Macadamia nuts are bad for dogs as they negatively affect their muscles and nervous systems. You’ll usually notice that your dog has had a reaction to macadamia nuts when they start to pant and have weak or swollen limbs. One of the most popular question dog owners asks is whether walnuts are bad for dogs. Just like macadamia nuts, walnuts and almonds can be toxic to dogs as they can upset their digestive system due to their rich fat and oil concentration.

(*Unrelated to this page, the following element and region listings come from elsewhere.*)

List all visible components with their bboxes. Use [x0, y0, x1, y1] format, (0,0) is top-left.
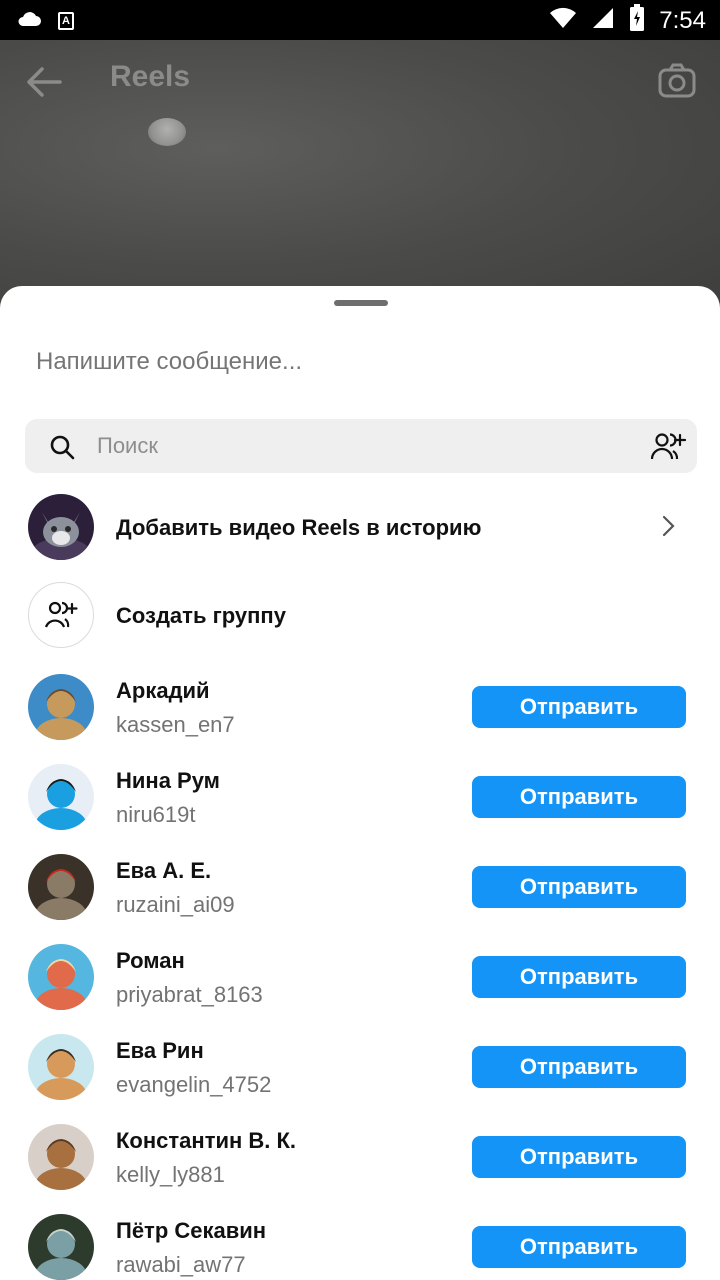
- add-to-story-label: Добавить видео Reels в историю: [116, 515, 482, 540]
- create-group-label: Создать группу: [116, 603, 286, 628]
- message-input[interactable]: [36, 342, 676, 382]
- avatar: [28, 1214, 94, 1280]
- avatar: [28, 854, 94, 920]
- avatar: [28, 494, 94, 560]
- search-placeholder: Поиск: [97, 433, 158, 458]
- camera-icon[interactable]: [658, 62, 696, 100]
- chevron-right-icon: [658, 514, 678, 538]
- sheet-drag-handle[interactable]: [334, 300, 388, 306]
- contact-row[interactable]: Ева А. Е. ruzaini_ai09 Отправить: [0, 854, 720, 934]
- contact-username: evangelin_4752: [116, 1072, 272, 1097]
- avatar: [28, 944, 94, 1010]
- send-button[interactable]: Отправить: [472, 686, 686, 728]
- contact-username: niru619t: [116, 802, 196, 827]
- send-button[interactable]: Отправить: [472, 1046, 686, 1088]
- contact-name: Ева Рин: [116, 1038, 204, 1063]
- contact-name: Константин В. К.: [116, 1128, 297, 1153]
- contact-name: Роман: [116, 948, 185, 973]
- cloud-icon: [16, 8, 42, 33]
- back-arrow-icon[interactable]: [24, 62, 64, 102]
- signal-icon: [591, 6, 615, 35]
- contact-row[interactable]: Аркадий kassen_en7 Отправить: [0, 674, 720, 754]
- send-button[interactable]: Отправить: [472, 1136, 686, 1178]
- contact-row[interactable]: Нина Рум niru619t Отправить: [0, 764, 720, 844]
- contact-username: kassen_en7: [116, 712, 235, 737]
- create-group-row[interactable]: Создать группу: [0, 582, 720, 662]
- contact-row[interactable]: Пётр Секавин rawabi_aw77 Отправить: [0, 1214, 720, 1280]
- wifi-icon: [549, 6, 577, 35]
- add-to-story-row[interactable]: Добавить видео Reels в историю: [0, 494, 720, 574]
- contact-username: kelly_ly881: [116, 1162, 225, 1187]
- send-button[interactable]: Отправить: [472, 956, 686, 998]
- create-group-avatar: [28, 582, 94, 648]
- add-people-icon[interactable]: [650, 431, 687, 461]
- status-bar: A 7:54: [0, 0, 720, 40]
- avatar: [28, 1034, 94, 1100]
- contact-username: ruzaini_ai09: [116, 892, 235, 917]
- avatar: [28, 674, 94, 740]
- video-content: [148, 118, 186, 146]
- contact-name: Ева А. Е.: [116, 858, 212, 883]
- contact-name: Нина Рум: [116, 768, 220, 793]
- contact-username: rawabi_aw77: [116, 1252, 246, 1277]
- send-button[interactable]: Отправить: [472, 1226, 686, 1268]
- contact-row[interactable]: Ева Рин evangelin_4752 Отправить: [0, 1034, 720, 1114]
- contact-row[interactable]: Константин В. К. kelly_ly881 Отправить: [0, 1124, 720, 1204]
- search-bar[interactable]: Поиск: [25, 419, 697, 473]
- send-button[interactable]: Отправить: [472, 776, 686, 818]
- send-button[interactable]: Отправить: [472, 866, 686, 908]
- reels-title: Reels: [110, 60, 191, 93]
- status-time: 7:54: [659, 6, 706, 34]
- a-badge-icon: A: [58, 11, 74, 30]
- share-sheet: Поиск Добавить видео Reels в историю: [0, 286, 720, 1280]
- battery-icon: [629, 4, 645, 37]
- contact-row[interactable]: Роман priyabrat_8163 Отправить: [0, 944, 720, 1024]
- avatar: [28, 1124, 94, 1190]
- contact-username: priyabrat_8163: [116, 982, 263, 1007]
- contact-name: Аркадий: [116, 678, 210, 703]
- avatar: [28, 764, 94, 830]
- search-icon: [49, 434, 75, 460]
- reels-header: Reels: [0, 40, 720, 122]
- contact-name: Пётр Секавин: [116, 1218, 267, 1243]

We’ve all given our dogs an uncooked bone to chew on after cooking dinner, but you want to keep cooked bones away from your pets. The issue with cooked bones is that they can splinter and cause a perforation of the gut. When bones are cooked, it leads to the bone brittle due to the nutrients that attach to it. In the worst-case scenario, this can prove fatal for your dog. Other potential risks include internal bleeding, broken teeth, and mouth injuries.
Raw eggs, meat, and fish
Raw eggs are a leading cause of dog poisoning as they can contain salmonella. They also contain an enzyme called avidin that can make it difficult for your dog to absorb a vitamin called biotin that’s vital to maintaining their skin and fur health. Raw meat is also at risk of being contaminated with E. coli which can lead to gastrointestinal illnesses in your pets. Raw pork can contain Aujeszky’s disease (or pseudorabies), although uncommon in Western countries, it may still be present (also on boar meat). Similarly, raw fish carries bacteria that can lead to food poisoning and make your dog unwell.
Salt and sweeteners
We all have a soft spot for salt and sweets. If your dog finds their way into your sweet jar, it can cause them to go into hypoglycaemia. This reaction happens because of an artificial sweetener known as Xylitol that releases insulin into your dog’s body. xylitol is sometimes listed as Birch sugar on food labels. Some salts and sweeteners are toxic to dogs as they can result in blood clotting disorders and liver failure. If your dog consumes too much salt, it can lead to seizures, vomiting, tremors, and diarrhoea. If you find that your dog has eaten any of these, you want to take them immediately to the vets.